4. WealthTech Meets the “Sharing” and “Creator” Economies

The global wealth management industry did not escape the economic downturn of 2022, and further slowdowns are predicted for this year. Citi Global Wealth Investments’ Wealth Outlook 2023 report notes that “equities and bonds declined in tandem by the most ever in 2022,” and expects 2023 to bring the weakest annual global economic growth in 40 years outside of the Global Financial Crisis and the COVID shutdowns. Longer-term, however, the outlook still looks strong for growth in the space, which we expect to continue more or less steadily on its trajectory toward the $3.43 trillion that Allied Market Research predicts it will hit by 2030.

Much of this growth will be likely driven by Millennials and Gen Zers, who in the US alone are set to inherit $30 trillion from their parents over the next few decades. As those digital/mobile-first, values-driven generations take hold of their wealth, we expect to see significant adoption of wealthtech solutions, which leverage industry-wide digitization and automation efforts to help users manage and invest their money in a real-time, personalized manner.
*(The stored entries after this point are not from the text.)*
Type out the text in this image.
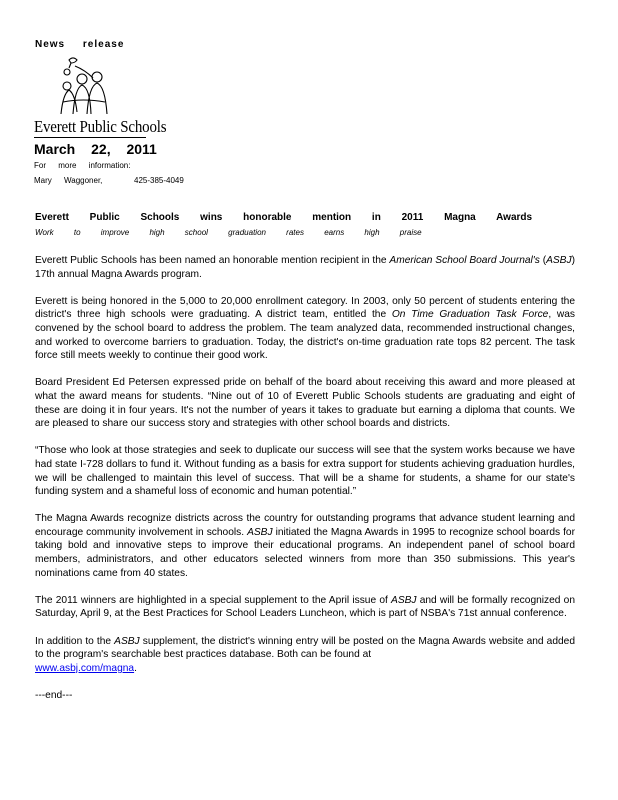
News release
Everett Public Schools
March 22, 2011
For more information:
Mary Waggoner,	425-385-4049
Everett Public Schools wins honorable mention in 2011 Magna Awards
Work to improve high school graduation rates earns high praise

Everett Public Schools has been named an honorable mention recipient in the American School Board Journal's (ASBJ) 17th annual Magna Awards program.

Everett is being honored in the 5,000 to 20,000 enrollment category. In 2003, only 50 percent of students entering the district's three high schools were graduating. A district team, entitled the On Time Graduation Task Force, was convened by the school board to address the problem. The team analyzed data, recommended instructional changes, and worked to overcome barriers to graduation. Today, the district's on-time graduation rate tops 82 percent. The task force still meets weekly to continue their good work.

Board President Ed Petersen expressed pride on behalf of the board about receiving this award and more pleased at what the award means for students. “Nine out of 10 of Everett Public Schools students are graduating and eight of these are doing it in four years. It's not the number of years it takes to graduate but earning a diploma that counts. We are pleased to share our success story and strategies with other school boards and districts.

“Those who look at those strategies and seek to duplicate our success will see that the system works because we have had state I-728 dollars to fund it. Without funding as a basis for extra support for students achieving graduation hurdles, we will be challenged to maintain this level of success. That will be a shame for students, a shame for our state's funding system and a shameful loss of economic and human potential.”

The Magna Awards recognize districts across the country for outstanding programs that advance student learning and encourage community involvement in schools. ASBJ initiated the Magna Awards in 1995 to recognize school boards for taking bold and innovative steps to improve their educational programs. An independent panel of school board members, administrators, and other educators selected winners from more than 350 submissions. This year's nominations came from 40 states.

The 2011 winners are highlighted in a special supplement to the April issue of ASBJ and will be formally recognized on Saturday, April 9, at the Best Practices for School Leaders Luncheon, which is part of NSBA's 71st annual conference.

In addition to the ASBJ supplement, the district's winning entry will be posted on the Magna Awards website and added to the program's searchable best practices database. Both can be found at
www.asbj.com/magna.

---end---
That includes providing them with access to an unprecedented range of alternative asset classes, from shares in real estate and artwork to private equity and venture capital. In the emerging “sharing economy” favored by many younger consumers, we believe that "fractional ownership” may soon become the name of the game.

Meanwhile, a new cohort of potential Wealth clients is arising among these generations: the members of the “creator/influencer economy,” which now generates an estimated $100 billion annually. Many of the top earners in this category are or may soon be High Net Worth Individuals, and as effectively sole proprietors of small businesses they have banking needs beyond the standard Wealth client. This means that there is growing opportunity to provide them (and the ecosystem at large) with a global network and diverse range of financial products and services—such as those offered by Citi.

5. ESG Moves from Hype to Impact

The down-market cycle of 2023 arrives at a pivotal time for the ESG movement, as it seeks to move past the buzz surrounding it and deepen its impact. With Citi Global Perspectives & Solutions estimating that around $125 trillion in capital investment is needed for the global economy to reach net zero by 2050, we believe that both the public and private sectors will continue to invest heavily in everything from climate fintech to urban resilience and the future of mobility—but may reduce that investment in the near-term. That could give ESG-focused companies more time to demonstrate that they can drive both environmental/social impact and financial returns, sending strong signals to investors that they are the firms most likely to succeed and grow in the future economy. We will continue to monitor those signals as they emerge.

All in all, the economic outlook for 2023 may still be foggy, but as history has proven time and again, once the clouds part the sun will emerge again. At Citi Ventures, we invest not in hype cycles but in “secular trends”—and we believe that the secular trend in the tech ecosystem will continue up and to the right for many years to come.